範永鬥、吳春和劉飛一起喝酒,酒酣之餘,範永鬥看似無疑地問道。


    範永鬥是範家商號東家,吳春是世襲的千戶官。


    劉飛現在能跟他們平起平坐,大家經常一起喝酒,處得跟好兄弟一樣。


    這讓劉飛很有成就感。


    他們平時走出門,大街上人們都要恭敬地讓路,叫一聲劉老爺、劉大人。


    這種人上人的感覺,真的是非常好。


    幾天時間而已,劉飛已經把範永鬥和吳春當做兄弟了。


    今天酒喝得有點多,劉飛的頭腦暈乎乎的。


    趙誠……


    提到這個名字的時候,他的頭腦似乎稍微清醒了一下。


    這幾個月來,趙誠在強地的身份和地位都越來越崇高,被人當做神一樣崇拜。


    不過,趙誠畢竟不在眼前,自從上次打敗點燈子,劉飛就奉命在東城煤礦駐守,再也沒見過趙誠。

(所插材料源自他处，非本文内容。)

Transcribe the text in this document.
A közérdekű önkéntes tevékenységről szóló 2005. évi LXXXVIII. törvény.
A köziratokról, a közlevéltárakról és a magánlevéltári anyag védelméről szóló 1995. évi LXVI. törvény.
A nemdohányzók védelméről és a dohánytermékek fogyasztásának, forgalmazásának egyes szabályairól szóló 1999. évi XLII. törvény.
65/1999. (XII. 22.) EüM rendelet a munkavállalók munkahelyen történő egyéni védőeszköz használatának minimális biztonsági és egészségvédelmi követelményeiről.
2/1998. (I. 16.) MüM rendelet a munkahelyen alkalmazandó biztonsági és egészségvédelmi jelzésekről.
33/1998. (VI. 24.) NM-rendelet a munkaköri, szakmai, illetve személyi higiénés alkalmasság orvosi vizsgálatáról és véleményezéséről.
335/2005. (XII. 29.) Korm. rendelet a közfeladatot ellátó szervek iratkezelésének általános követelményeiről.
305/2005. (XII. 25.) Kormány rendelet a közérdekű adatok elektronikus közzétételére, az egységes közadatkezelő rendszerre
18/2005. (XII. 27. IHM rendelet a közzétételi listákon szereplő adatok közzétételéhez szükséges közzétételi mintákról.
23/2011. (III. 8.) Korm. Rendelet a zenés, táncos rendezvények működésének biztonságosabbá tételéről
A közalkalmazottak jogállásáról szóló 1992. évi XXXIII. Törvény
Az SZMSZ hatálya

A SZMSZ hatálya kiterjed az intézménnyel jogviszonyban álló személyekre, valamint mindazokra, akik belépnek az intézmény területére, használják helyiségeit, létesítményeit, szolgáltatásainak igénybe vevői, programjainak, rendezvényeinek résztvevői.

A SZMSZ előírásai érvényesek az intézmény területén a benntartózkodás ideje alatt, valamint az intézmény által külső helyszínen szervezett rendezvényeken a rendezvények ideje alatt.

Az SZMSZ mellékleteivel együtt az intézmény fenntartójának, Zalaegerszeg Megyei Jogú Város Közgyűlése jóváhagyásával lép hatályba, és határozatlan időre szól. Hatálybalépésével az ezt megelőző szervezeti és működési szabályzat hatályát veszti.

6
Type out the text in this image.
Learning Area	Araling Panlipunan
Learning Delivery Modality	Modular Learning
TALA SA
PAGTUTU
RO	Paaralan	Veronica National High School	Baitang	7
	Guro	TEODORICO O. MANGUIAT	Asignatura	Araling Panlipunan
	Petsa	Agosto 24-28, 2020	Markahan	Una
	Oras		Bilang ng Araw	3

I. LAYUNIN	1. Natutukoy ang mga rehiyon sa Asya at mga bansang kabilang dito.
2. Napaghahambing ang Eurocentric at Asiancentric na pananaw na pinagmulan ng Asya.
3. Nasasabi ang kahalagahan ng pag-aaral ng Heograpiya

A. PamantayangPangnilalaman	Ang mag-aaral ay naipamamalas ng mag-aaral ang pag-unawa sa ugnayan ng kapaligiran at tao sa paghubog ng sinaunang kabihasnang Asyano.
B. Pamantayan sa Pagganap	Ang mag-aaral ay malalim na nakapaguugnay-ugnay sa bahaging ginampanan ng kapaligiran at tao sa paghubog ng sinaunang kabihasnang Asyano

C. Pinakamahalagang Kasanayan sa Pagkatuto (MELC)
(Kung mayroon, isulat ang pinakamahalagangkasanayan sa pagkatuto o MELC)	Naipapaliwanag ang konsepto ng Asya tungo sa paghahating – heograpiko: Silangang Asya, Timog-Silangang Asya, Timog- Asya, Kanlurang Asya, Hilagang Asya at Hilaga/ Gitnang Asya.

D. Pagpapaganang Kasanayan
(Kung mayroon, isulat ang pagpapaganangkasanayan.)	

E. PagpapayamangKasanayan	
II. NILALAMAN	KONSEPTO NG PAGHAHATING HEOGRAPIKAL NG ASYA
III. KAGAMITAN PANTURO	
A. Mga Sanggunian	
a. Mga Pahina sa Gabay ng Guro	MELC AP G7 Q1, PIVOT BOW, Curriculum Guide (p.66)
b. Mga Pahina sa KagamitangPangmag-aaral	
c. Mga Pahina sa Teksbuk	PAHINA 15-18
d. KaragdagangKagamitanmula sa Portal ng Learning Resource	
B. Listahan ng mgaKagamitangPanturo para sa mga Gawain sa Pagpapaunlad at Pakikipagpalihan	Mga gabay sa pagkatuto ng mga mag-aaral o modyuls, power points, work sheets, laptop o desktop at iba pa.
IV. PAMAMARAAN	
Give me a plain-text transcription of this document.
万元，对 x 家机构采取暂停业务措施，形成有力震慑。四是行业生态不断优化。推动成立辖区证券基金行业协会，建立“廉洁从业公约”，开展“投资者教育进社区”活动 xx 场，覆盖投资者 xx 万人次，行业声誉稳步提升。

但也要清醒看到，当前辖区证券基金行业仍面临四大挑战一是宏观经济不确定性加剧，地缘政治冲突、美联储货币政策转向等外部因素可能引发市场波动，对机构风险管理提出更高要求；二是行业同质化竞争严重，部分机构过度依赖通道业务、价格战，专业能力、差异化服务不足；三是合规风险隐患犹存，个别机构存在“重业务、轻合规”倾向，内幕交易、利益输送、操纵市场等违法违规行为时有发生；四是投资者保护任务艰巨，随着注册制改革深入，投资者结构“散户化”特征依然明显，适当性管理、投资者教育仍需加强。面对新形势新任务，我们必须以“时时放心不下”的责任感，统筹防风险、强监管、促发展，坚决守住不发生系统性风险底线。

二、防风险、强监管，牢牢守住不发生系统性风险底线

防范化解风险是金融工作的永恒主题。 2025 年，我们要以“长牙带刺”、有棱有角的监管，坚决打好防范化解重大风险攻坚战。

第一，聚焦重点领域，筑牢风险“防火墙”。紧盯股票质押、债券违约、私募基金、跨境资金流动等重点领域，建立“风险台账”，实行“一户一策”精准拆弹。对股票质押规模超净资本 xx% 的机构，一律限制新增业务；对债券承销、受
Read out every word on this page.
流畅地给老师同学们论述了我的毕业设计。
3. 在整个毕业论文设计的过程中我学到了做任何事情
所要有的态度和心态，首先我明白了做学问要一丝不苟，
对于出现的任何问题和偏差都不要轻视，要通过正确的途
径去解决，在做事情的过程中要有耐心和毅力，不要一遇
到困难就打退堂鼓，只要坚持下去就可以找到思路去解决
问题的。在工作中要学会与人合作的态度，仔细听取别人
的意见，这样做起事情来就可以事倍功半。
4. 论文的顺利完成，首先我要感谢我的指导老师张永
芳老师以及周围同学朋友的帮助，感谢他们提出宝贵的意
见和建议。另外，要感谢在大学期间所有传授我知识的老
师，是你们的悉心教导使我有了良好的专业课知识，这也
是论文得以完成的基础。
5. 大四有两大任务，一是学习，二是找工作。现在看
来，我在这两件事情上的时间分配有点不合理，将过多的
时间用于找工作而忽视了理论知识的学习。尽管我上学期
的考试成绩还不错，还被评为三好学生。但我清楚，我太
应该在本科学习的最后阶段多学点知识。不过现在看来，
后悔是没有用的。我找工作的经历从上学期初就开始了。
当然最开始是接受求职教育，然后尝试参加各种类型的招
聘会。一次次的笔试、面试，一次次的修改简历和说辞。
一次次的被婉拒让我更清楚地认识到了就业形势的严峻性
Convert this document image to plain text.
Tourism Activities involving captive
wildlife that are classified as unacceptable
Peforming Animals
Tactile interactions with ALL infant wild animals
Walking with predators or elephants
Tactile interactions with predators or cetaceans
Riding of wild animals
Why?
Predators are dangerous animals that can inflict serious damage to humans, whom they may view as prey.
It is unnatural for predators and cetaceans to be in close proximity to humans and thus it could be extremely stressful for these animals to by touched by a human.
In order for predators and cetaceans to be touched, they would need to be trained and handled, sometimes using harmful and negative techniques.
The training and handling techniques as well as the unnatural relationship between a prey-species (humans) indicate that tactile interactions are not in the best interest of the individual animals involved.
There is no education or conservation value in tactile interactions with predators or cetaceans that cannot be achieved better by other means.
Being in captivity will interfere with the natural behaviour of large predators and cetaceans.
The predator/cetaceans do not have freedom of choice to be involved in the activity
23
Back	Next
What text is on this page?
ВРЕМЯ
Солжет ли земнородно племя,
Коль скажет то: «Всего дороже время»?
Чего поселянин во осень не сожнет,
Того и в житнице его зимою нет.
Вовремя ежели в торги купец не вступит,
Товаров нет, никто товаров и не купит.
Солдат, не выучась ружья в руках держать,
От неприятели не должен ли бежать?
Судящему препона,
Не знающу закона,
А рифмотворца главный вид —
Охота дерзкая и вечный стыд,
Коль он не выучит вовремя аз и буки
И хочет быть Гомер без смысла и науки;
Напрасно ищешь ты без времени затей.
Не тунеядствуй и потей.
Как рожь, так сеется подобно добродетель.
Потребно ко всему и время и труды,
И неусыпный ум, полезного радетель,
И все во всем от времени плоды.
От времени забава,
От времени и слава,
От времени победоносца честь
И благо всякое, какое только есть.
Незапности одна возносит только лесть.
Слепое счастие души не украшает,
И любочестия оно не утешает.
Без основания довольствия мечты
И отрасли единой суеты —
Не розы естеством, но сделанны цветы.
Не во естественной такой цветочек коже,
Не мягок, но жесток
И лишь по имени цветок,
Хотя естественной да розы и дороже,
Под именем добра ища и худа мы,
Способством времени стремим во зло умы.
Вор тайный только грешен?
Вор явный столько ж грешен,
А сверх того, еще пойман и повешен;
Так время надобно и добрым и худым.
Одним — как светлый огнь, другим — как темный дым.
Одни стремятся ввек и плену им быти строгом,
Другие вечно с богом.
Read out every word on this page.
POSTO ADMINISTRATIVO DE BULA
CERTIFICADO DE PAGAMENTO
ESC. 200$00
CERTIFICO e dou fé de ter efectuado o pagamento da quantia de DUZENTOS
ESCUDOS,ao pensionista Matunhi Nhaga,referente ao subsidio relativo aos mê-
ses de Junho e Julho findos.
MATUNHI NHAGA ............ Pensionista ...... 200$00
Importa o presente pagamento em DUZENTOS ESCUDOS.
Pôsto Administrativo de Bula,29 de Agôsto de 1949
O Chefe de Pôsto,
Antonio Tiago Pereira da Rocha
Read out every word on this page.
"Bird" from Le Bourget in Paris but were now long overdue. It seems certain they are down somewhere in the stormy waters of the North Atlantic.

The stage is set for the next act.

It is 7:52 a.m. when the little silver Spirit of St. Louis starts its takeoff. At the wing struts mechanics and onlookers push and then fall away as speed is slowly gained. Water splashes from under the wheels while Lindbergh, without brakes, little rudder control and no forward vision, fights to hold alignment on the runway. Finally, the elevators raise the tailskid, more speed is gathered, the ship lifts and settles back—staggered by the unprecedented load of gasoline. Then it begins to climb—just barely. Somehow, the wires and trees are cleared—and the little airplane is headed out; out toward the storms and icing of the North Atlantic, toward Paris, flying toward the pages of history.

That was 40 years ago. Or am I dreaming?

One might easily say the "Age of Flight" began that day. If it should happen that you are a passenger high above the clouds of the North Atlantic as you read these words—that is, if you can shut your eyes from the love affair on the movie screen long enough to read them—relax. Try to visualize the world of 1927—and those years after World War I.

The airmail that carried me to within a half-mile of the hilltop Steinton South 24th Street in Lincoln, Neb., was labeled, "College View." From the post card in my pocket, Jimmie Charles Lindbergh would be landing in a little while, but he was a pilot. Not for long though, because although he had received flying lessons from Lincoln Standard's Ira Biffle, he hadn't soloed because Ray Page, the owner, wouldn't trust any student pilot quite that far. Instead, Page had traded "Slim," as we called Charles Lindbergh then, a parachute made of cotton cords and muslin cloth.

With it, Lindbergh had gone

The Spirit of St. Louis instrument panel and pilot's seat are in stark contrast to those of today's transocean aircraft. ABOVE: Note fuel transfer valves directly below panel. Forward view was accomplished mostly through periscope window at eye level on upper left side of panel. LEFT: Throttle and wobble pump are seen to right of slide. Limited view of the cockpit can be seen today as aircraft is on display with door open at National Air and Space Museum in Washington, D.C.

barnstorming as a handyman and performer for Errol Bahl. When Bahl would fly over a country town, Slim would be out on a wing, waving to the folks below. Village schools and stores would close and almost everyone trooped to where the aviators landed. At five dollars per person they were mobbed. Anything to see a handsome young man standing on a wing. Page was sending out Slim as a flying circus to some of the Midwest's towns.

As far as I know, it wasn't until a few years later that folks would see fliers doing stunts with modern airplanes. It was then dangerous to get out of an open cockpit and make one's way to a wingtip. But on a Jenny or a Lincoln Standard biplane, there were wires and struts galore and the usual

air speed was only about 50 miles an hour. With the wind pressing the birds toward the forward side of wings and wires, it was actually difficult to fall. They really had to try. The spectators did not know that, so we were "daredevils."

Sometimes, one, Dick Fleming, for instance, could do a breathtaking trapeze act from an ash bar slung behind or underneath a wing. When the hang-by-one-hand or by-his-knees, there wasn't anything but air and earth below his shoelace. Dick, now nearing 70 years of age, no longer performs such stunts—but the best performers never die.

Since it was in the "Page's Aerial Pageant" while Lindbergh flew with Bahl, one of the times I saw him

    這讓他內心深處原本對趙誠就有的一些不滿,漸漸滋長。


    此時酒酣,又都是自家兄弟,沒有外人,劉飛暈乎乎地哈哈一笑道:


    “不錯。之前我跟趙誠的確是同在一個火路墩。兩位哥哥可能不知道,那趙誠之前被叫做二傻子,我以前經常踢他屁股,讓他替我倒夜壺。”


    “哦?竟然還有這種趣事?來來來!哥哥敬你一杯。兄弟好好聊聊,哥哥最喜歡聽這些趣事了。”


    範永鬥親自拿起酒壺來,給劉飛倒上一杯。


    男人酒後,十個有八個喜歡吹牛逼的。


    現在趙誠被人當做神一樣崇拜,而劉飛曾經把趙誠當小弟使,知道趙誠曾經的落魄史,酒後聊起來,當做話資,就格外地起勁兒。


    “我們火路墩,實名隻有四個人,除了小旗官之外,我這個夜不收是最有身份的。趙誠原先叫二傻子,在我們土墩任人驅使,什麽髒活累活都是他。


    當時有個叫做瘦猴的,二痞子一樣的人,最大的樂趣就是欺負趙誠……”


    劉飛喝多了,話就很多,越說越是興奮。


    侃侃而談,把趙誠前些年的許多糗事,都兜了個底朝天。


    還有趙誠這幾個月崛起的過程,劉飛凡是知道的,也都說了。


    範永鬥和吳春,則是越聽越是稀罕。


    “按照劉老弟你這麽說,在幾個月前,趙誠還是一個二傻子?”範永鬥問道。


    “對!他就是因為得了諸葛武侯的衣缽,還有墨家傳承,所以才突然開竅,發達了。要不然,他一輩子都是一個小小墩兵而已,連飯都吃不飽!”劉飛的嗓門很高。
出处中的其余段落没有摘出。